An explainer on neutrino oscillations from the Fermi National Accelerator Laboratory.
But an important yet still unknown fact is how these masses are ordered—which of the three flavors has the greatest mass, and which the least. If physicists had a better understanding of neutrino mass, this could help better describe the behavior and evolution of the universe. This is where Juno comes in.
A Unique Experiment
Neutrinos can’t be seen with conventional particle detectors. Instead, scientists have to look for the rare signs of them interacting with other matter—and this is what Juno’s giant sphere is for. Called a scintillator, it’s filled with a sensitive internal liquid made up of a solvent and two fluorescent compounds. If a neutrino passing through this matter interacts with it, it will produce a flash of light. Surrounding the liquid is a massive stainless steel lattice that supports a vast array of highly sensitive light sensors, called photomultiplier tubes, capable of detecting even a single photon produced by an interaction between a neutrino and the liquid, and converting it into a measurable electrical signal.
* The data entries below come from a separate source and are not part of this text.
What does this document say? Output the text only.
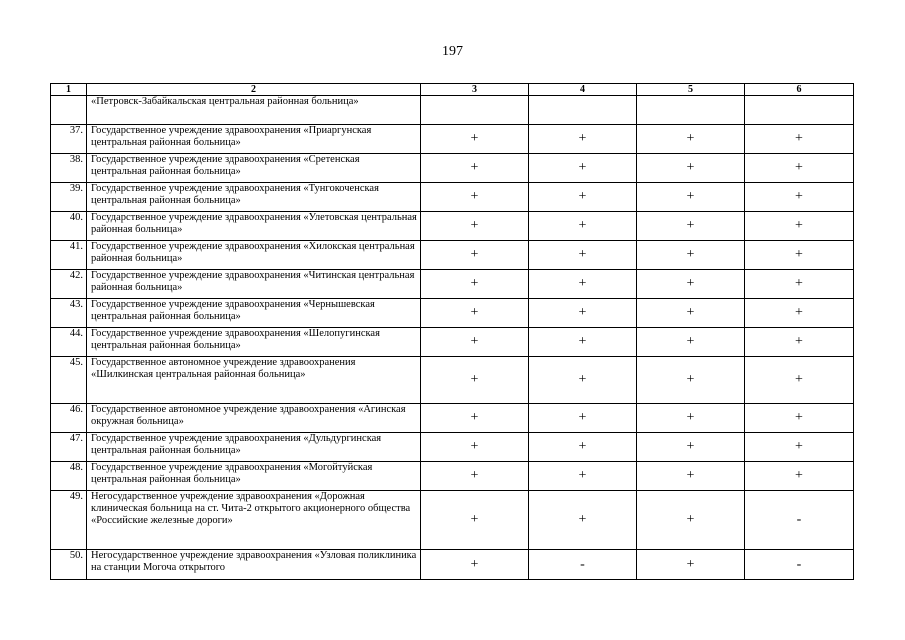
197
1	2	3	4	5	6
	«Петровск-Забайкальская центральная районная больница»				
37.	Государственное учреждение здравоохранения «Приаргунская центральная районная больница»	+	+	+	+
38.	Государственное учреждение здравоохранения «Сретенская центральная районная больница»	+	+	+	+
39.	Государственное учреждение здравоохранения «Тунгокоченская центральная районная больница»	+	+	+	+
40.	Государственное учреждение здравоохранения «Улетовская центральная районная больница»	+	+	+	+
41.	Государственное учреждение здравоохранения «Хилокская центральная районная больница»	+	+	+	+
42.	Государственное учреждение здравоохранения «Читинская центральная районная больница»	+	+	+	+
43.	Государственное учреждение здравоохранения «Чернышевская центральная районная больница»	+	+	+	+
44.	Государственное учреждение здравоохранения «Шелопугинская центральная районная больница»	+	+	+	+
45.	Государственное автономное учреждение здравоохранения «Шилкинская центральная районная больница»	+	+	+	+
46.	Государственное автономное учреждение здравоохранения «Агинская окружная больница»	+	+	+	+
47.	Государственное учреждение здравоохранения «Дульдургинская центральная районная больница»	+	+	+	+
48.	Государственное учреждение здравоохранения «Могойтуйская центральная районная больница»	+	+	+	+
49.	Негосударственное учреждение здравоохранения «Дорожная клиническая больница на ст. Чита-2 открытого акционерного общества «Российские железные дороги»	+	+	+	-
50.	Негосударственное учреждение здравоохранения «Узловая поликлиника на станции Могоча открытого	+	-	+	-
“The Juno experiment picks up the legacy of its predecessors, with the difference that it is much larger,” says Gioacchino Ranucci, deputy head of the experiment and the former head of Borexino, another neutrino-hunting experiment. One of the main features of Juno, Ranucci explains, is that Juno can “see” both neutrinos and their antimatter counterpart: antineutrinos. The former are typically produced in Earth’s atmosphere or by the decay of radioactive materials in Earth’s crust, or else arrive from outer space—coming from stars, black holes, supernovae, or even the Big Bang. Antineutrinos, however, are artificially produced, in this case by two nuclear power plants located near the detector.
“As they propagate, neutrinos and antineutrinos continue to oscillate, transforming into each other,” Ranucci says. Juno will be able to capture all of these signals, he explains, showing how they oscillate, “with a precision never before achieved.”